Au lendemain de l’élection du Reichstag en Allemagne, les journaux français scrutent leur voisin de l’est d’un regard craintif. Comment ont-ils voté ? Le Journal de huit heures du soir (cité dans Le Figaro) pronostique 9 % pour le parti de ce grand orateur charismatique du nom d'Adolf Hitler, qui a su transformer un groupe réduit de racistes et de revanchistes en un mouvement de masse.
Le correspondant de
L’Ouest-Éclair, envoyé à Berlin pour déchiffrer l’aura du futur Führer, constate que cette ferveur pour Hitler est due à l’échec du gouvernement à stabiliser l’économie allemande :
« Dans la foule des deux millions et demi de chômeurs, beaucoup de ceux qui ont vu l’impuissance des partis gouvernementaux à résoudre le problème d’où dépend leur existence, se sont laissés séduire par les promesses qui leur viennent de ces nouveaux démagogues. »
L’Allemagne assume difficilement son rôle dans la Première Guerre mondiale, résultat de la politique extérieure de l'empereur allemand Guillaume II. La propagande hitlérienne, qui trouve un écho croissant parmi la population, blâme en priorité les ressortissants étrangers, et les juifs en particulier qui, selon elle, ont coûté à l’Allemagne sa victoire.
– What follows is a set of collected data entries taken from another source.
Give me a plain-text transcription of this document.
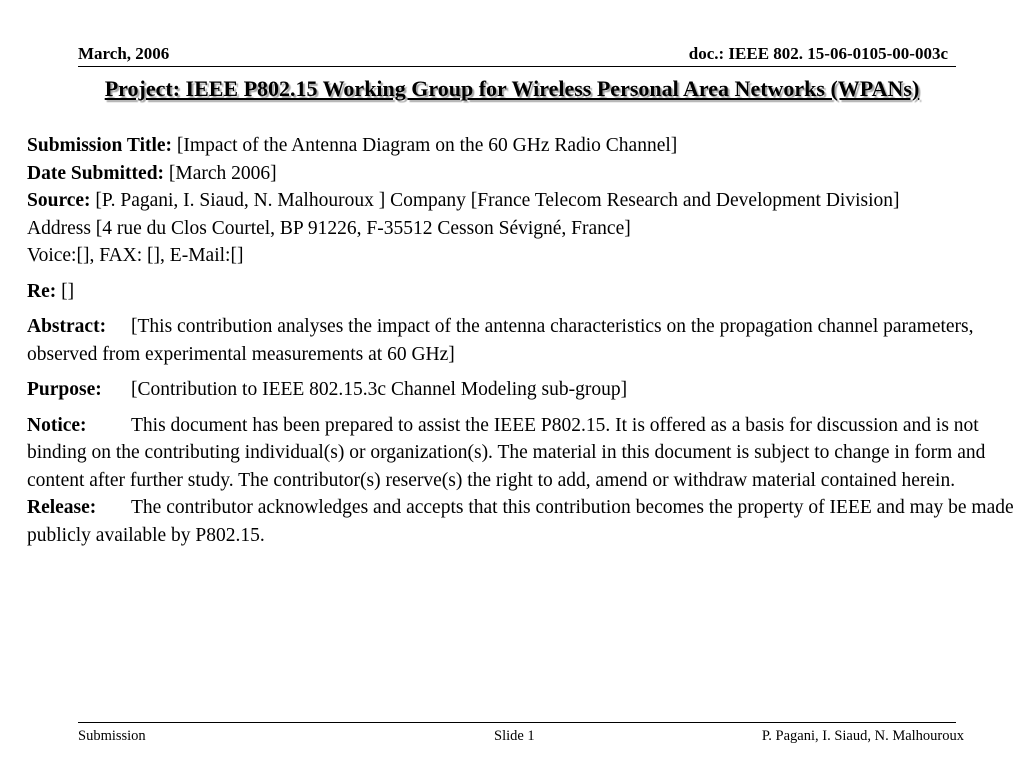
March, 2006	doc.: IEEE 802. 15-06-0105-00-003c
Project: IEEE P802.15 Working Group for Wireless Personal Area Networks (WPANs)

Submission Title: [Impact of the Antenna Diagram on the 60 GHz Radio Channel]

Date Submitted: [March 2006]

Source: [P. Pagani, I. Siaud, N. Malhouroux ] Company [France Telecom Research and Development Division]

Address [4 rue du Clos Courtel, BP 91226, F-35512 Cesson Sévigné, France]

Voice:[], FAX: [], E-Mail:[]

Re: []

Abstract: [This contribution analyses the impact of the antenna characteristics on the propagation channel parameters, observed from experimental measurements at 60 GHz]

Purpose: [Contribution to IEEE 802.15.3c Channel Modeling sub-group]

Notice: This document has been prepared to assist the IEEE P802.15. It is offered as a basis for discussion and is not binding on the contributing individual(s) or organization(s). The material in this document is subject to change in form and content after further study. The contributor(s) reserve(s) the right to add, amend or withdraw material contained herein.

Release: The contributor acknowledges and accepts that this contribution becomes the property of IEEE and may be made publicly available by P802.15.

Submission	Slide 1	P. Pagani, I. Siaud, N. Malhouroux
Humiliés par le traité de Versailles et amputés d'une partie de leur territoire, les Allemands sont sensibles au message d'Hitler, qui fait appel au sentiment national.
La propagande du NSDAP vise en priorité les classes populaires allemandes.
L’Intransigeant s’inquiète quant aux méthodes mises en œuvre par le parti d'Hitler pour les fidéliser :
« Il a doté ce parti de chemises fascistes, d’un salut à la romaine et d’une discipline de fer. Il a organisé des “troupes de choc” et d’autres de résistance. Il moleste ceux qui ne pensent pas comme lui, il organise des expéditions et terrorise les régions lorsqu’il en a ainsi décidé. C’est lui qui a organisé la terreur en Rhénanie après le départ des troupes alliées. C’est lui qui, chaque dimanche, manifeste, d’un côté ou de l’autre de l’Allemagne, sa présence et celle de ses troupes par des échauffourées sanglantes. »
Avec les masses, l’élite industrielle allemande est également en faveur de la percée du jeune Hitler ; grâce à lui et à ses promesses d'investissements dans l'armement, elle imagine une vigoureuse relance de l’économie allemande, dévastée.
Le 14 septembre 1930, les électeurs se rendent aux bureaux de vote sous un vent froid. Ces dernières semaines, partis et journaux nationaux se sont lancés dans une campagne sans précédent contre l’abstention ; le jour du vote, les partis scandent leurs slogans depuis des camions, brandissant leurs drapeaux respectifs… Mais la participation n'est que de 74 %
— au grand profit du NSDAP. Le correspondant de
L’Écho de Paris ne peut guère cacher son étonnement :
« Le succès des hitlériens dépasse de très loin ce que les prévisions les plus optimistes laissaient prévoir. Par rapport aux résultats de 1928 [2,6 %], le chiffre des voix qu’ils viennent d’obtenir se trouve multiplié par 30. »
Ainsi commence le chapitre le plus noir de l’histoire de l’Allemagne. La propagande nazie, glorifiant la « race des maîtres germaniques » accapare un peuple qui, jusqu'alors, se sentait abandonné par le pouvoir politique. Il est également visible que les ambitions anticonstitutionnelles, de même que la violence et la volonté de puissance inhérentes au NSDAP, semblaient parfaitement connues des électeurs — ou du moins, des journalistes. Ces derniers n'ont cependant pas pu empêcher le vote en faveur du parti, avec les conséquences que l'on sait.